Speaker Biography: Sarah Cen is a final-year PhD student in the Massachusetts Institute of Technology’s Department of Electrical Engineering and Computer Science, where she is advised by Professors Aleksander Mądry and Devavrat Shah. Cen utilizes methods from machine learning, statistical inference, causal inference, and game theory to study responsible computing and AI policy. Previously, she has written about social media, trustworthy algorithms, algorithmic fairness, and more. She is currently interested in AI auditing, AI supply chains, and the intellectual property rights of data providers.

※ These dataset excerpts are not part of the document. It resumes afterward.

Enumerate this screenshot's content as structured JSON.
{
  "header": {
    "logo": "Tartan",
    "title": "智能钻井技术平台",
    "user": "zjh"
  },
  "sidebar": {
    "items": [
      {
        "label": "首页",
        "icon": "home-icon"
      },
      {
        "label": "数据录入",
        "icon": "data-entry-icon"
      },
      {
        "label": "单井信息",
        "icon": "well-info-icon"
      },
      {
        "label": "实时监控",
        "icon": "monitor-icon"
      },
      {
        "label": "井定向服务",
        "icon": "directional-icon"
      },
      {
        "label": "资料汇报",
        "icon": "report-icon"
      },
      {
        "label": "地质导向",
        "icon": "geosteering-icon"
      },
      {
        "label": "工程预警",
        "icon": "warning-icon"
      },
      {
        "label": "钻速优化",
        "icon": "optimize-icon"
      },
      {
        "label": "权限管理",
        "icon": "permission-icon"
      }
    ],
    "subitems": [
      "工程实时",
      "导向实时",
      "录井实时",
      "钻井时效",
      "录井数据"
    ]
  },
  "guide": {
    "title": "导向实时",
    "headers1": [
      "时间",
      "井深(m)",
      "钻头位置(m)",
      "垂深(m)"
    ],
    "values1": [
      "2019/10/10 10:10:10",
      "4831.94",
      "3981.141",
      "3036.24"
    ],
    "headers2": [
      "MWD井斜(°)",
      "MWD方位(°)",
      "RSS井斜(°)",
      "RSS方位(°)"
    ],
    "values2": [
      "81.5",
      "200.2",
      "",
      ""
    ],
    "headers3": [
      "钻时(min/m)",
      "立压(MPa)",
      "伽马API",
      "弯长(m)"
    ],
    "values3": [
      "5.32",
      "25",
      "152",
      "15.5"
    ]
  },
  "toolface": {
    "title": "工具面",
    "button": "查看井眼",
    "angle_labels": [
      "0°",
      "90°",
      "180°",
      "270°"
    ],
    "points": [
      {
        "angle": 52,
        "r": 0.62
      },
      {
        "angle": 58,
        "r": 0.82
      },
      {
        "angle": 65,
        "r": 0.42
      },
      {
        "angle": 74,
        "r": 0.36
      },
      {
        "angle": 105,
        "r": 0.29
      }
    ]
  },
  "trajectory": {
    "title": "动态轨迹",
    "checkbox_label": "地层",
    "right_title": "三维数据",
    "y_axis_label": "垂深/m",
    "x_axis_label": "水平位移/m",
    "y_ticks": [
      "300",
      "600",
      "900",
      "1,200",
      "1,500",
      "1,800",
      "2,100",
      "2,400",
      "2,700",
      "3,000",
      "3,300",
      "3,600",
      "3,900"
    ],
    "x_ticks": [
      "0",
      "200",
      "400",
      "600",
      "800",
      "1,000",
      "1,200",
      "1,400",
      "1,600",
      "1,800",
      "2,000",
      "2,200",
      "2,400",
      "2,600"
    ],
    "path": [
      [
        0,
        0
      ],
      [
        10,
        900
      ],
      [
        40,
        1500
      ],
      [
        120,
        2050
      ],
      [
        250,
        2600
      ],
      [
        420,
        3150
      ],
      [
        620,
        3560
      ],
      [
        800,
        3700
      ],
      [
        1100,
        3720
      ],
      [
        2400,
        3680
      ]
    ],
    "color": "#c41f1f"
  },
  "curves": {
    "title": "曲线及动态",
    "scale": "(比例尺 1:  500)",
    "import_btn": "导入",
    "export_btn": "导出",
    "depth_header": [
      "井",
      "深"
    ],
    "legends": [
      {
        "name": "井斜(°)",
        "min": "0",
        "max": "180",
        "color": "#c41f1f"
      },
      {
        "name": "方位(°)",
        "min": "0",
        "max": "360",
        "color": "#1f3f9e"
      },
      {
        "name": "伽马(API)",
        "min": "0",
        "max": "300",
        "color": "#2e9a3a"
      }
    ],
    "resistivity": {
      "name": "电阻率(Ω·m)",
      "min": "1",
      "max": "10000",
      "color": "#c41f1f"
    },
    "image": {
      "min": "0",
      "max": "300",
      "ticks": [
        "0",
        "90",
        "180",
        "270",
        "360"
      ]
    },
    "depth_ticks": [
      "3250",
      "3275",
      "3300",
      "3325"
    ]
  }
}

Gerald M. Masson Distinguished Lecture Series
May 2, 2024
Abstract: Bluetooth Low Energy (BLE) stands at the forefront of near-range wireless communication technology, integral to a myriad of Internet of Things devices (spanning health care, fitness, wearables, and smart home applications), primarily due to its significantly low energy consumption. However, the past few years have unveiled numerous security flaws, placing billions of Bluetooth devices at risk. While luckily these flaws have been discovered (some of which have been fixed), there is no reason to believe that current BLE protocols and implementations are free from other flaws. In this talk, Zhiqiang Lin will present a line of recent efforts aimed at enhancing BLE security and privacy. In particular, he will first present the protocol-level downgrade attack, an attack that can force the secure BLE channels into insecure ones to break the data integrity and confidentiality of BLE traffic. Then, he will introduce the Bluetooth Address Tracking (BAT) attack, a novel protocol-level attack, which can track randomized Bluetooth MAC addresses by using an innovative allowlist-based side channel. Next, he will talk about the lessons learned, root causes of the attacks, and their countermeasures. Finally, he will conclude his talk by discussing future directions in Bluetooth security and privacy.
Speaker Biography: Zhiqiang Lin is a Distinguished Professor of Engineering at the Ohio State University. His research interests center around systems and software security, with a key focus on developing automated binary analysis techniques for vulnerability discovery and malware analysis; hardening systems and software from binary code rewriting, virtualization, and trusted execution environment; and the applications of these techniques in mobile, IoT, Bluetooth, and connected and autonomous vehicles research. Lin has published over 150 papers, many of which have appeared in top cybersecurity venues. He is a Fellow of the Institute of Electrical and Electronics Engineers, an ACM Distinguished Member, and a recipient of the Harrison Faculty Award for Excellence in Engineering Education, an NSF CAREER award, an Air Force Office of Scientific Research Young Investigator award, and an Outstanding Faculty Teaching Award. He received his PhD in computer science from Purdue University.